A major 2019 expose by Mello examined the exploitation of the mass communications app WhatsApp and the spread of disinformation in Brazil’s 2018 presidential campaign. Through years of investigative reporting, Mello demonstrated that the winner of the election, Jair Bolsonaro, benefited from the illegal promotion of false information using the app. This work later made Mello the subject of online attacks and fabricated claims from Bolsonaro himself. Most recently, Mello continued reporting about misinformation in her home country, but as it related to the COVID-19 Pandemic.
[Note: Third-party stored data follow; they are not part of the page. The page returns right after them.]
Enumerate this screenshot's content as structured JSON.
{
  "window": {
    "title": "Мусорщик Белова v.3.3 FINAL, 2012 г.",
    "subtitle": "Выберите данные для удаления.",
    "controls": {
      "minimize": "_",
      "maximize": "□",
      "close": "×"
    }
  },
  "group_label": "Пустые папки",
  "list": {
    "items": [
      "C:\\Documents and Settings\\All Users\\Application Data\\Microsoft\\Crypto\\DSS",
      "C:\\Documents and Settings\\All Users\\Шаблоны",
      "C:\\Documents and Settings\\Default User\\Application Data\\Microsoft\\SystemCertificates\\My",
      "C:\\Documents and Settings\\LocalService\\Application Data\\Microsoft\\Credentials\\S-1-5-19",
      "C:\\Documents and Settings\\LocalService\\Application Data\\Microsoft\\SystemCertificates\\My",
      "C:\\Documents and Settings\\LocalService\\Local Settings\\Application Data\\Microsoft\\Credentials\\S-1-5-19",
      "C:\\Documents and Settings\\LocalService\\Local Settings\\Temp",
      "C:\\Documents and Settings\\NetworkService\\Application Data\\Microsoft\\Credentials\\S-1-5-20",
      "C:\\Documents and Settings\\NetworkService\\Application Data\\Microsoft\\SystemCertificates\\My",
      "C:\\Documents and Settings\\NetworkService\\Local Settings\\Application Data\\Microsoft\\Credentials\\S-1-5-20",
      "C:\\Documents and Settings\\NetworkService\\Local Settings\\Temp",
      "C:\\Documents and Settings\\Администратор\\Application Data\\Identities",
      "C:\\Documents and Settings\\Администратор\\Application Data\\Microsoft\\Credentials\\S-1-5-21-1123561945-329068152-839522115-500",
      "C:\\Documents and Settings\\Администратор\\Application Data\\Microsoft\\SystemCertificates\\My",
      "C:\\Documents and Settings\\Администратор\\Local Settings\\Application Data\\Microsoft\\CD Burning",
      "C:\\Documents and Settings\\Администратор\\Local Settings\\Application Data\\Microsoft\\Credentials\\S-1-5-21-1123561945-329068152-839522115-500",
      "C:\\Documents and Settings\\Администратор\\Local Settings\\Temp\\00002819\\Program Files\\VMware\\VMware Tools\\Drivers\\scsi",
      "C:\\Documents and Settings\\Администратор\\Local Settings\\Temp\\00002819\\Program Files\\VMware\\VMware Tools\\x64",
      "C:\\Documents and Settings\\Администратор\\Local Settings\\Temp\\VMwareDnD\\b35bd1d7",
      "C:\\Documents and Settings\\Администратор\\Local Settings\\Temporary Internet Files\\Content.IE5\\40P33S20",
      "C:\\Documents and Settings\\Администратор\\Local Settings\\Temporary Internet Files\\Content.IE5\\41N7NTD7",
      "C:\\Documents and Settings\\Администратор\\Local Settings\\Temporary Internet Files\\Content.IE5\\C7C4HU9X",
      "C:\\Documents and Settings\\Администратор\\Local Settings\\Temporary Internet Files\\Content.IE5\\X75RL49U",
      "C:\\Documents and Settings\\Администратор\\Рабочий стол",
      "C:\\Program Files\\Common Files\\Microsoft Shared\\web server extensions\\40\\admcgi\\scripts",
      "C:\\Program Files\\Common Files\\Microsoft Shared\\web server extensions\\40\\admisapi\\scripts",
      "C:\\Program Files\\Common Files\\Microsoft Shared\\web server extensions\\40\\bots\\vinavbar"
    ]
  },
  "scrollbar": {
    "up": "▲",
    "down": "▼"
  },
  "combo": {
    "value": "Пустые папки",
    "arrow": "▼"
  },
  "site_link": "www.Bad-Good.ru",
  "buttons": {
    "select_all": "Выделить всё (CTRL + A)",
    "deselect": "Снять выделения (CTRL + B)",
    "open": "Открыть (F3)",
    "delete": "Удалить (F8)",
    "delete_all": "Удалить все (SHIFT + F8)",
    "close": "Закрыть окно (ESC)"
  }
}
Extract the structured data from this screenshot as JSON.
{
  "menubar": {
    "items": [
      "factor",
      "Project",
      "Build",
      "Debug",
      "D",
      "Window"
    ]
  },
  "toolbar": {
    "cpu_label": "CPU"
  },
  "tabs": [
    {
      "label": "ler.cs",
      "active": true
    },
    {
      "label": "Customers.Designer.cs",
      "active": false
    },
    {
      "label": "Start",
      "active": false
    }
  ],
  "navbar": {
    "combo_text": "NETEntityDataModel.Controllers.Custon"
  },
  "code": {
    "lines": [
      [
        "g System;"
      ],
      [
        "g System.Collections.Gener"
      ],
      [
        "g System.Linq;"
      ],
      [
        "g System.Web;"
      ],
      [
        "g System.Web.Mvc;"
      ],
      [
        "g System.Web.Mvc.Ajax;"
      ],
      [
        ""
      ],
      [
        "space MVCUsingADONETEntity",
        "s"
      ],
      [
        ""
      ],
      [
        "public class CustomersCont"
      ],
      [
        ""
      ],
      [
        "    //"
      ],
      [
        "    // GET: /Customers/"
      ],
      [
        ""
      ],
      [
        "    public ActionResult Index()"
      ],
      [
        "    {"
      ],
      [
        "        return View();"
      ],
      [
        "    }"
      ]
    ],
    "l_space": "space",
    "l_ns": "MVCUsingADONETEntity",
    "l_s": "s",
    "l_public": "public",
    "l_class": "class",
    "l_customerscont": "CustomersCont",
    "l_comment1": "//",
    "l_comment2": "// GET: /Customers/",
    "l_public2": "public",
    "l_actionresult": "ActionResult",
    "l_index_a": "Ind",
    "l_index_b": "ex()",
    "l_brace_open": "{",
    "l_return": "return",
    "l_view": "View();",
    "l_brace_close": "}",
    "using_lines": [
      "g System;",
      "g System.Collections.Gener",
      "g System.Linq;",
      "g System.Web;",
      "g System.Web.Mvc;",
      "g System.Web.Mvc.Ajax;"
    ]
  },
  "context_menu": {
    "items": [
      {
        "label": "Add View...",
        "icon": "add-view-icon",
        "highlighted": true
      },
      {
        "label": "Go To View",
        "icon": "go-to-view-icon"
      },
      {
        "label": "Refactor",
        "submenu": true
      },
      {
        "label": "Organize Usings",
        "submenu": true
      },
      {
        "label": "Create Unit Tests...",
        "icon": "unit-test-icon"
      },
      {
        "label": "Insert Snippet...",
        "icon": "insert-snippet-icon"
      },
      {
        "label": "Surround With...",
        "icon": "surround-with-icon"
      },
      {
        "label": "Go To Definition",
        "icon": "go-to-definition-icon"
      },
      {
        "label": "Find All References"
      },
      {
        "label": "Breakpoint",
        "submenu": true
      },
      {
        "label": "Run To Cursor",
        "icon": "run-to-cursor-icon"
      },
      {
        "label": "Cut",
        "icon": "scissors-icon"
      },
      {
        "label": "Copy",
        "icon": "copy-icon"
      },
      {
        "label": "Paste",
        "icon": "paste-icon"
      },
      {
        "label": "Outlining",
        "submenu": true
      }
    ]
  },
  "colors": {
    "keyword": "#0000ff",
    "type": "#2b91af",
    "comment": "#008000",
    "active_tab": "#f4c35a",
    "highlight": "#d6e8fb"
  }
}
Mello received a series of prestigious awards for her tireless and fearless reporting, including the International Press Freedom Award of the Committee to Protect Journalists in 2019, the 2020 Columbia University Maria Moors Cabot Award, the Red Cross Prize for Humanitarian Journalism in 2017, and many more. In 2020, Mello authored the book “A máquina do ódio – Notas de uma repórter sobre fake news e violência digital,” about disinformation campaigns by populist leaders in Brazil, India, and the US, intimidation of journalists led by the Bolsonaro administration, and the erosion of freedom of the press in Brazil. This is one of several books written by Mello about Brazilian politics and history. She is also currently a fellow with Columbia University’s Tow Center for Digital Journalism.

Despite the personal attacks and security risk Mello faces, she said she can’t imagine pursuing any other career she told WBUR in a 2022 interview. “It’s the best job in the world. It still is. It’s difficult. It’s not well paid. But it’s such a privilege to be able to listen to people’s stories and to know what’s happening and try to make a difference and tell stories.”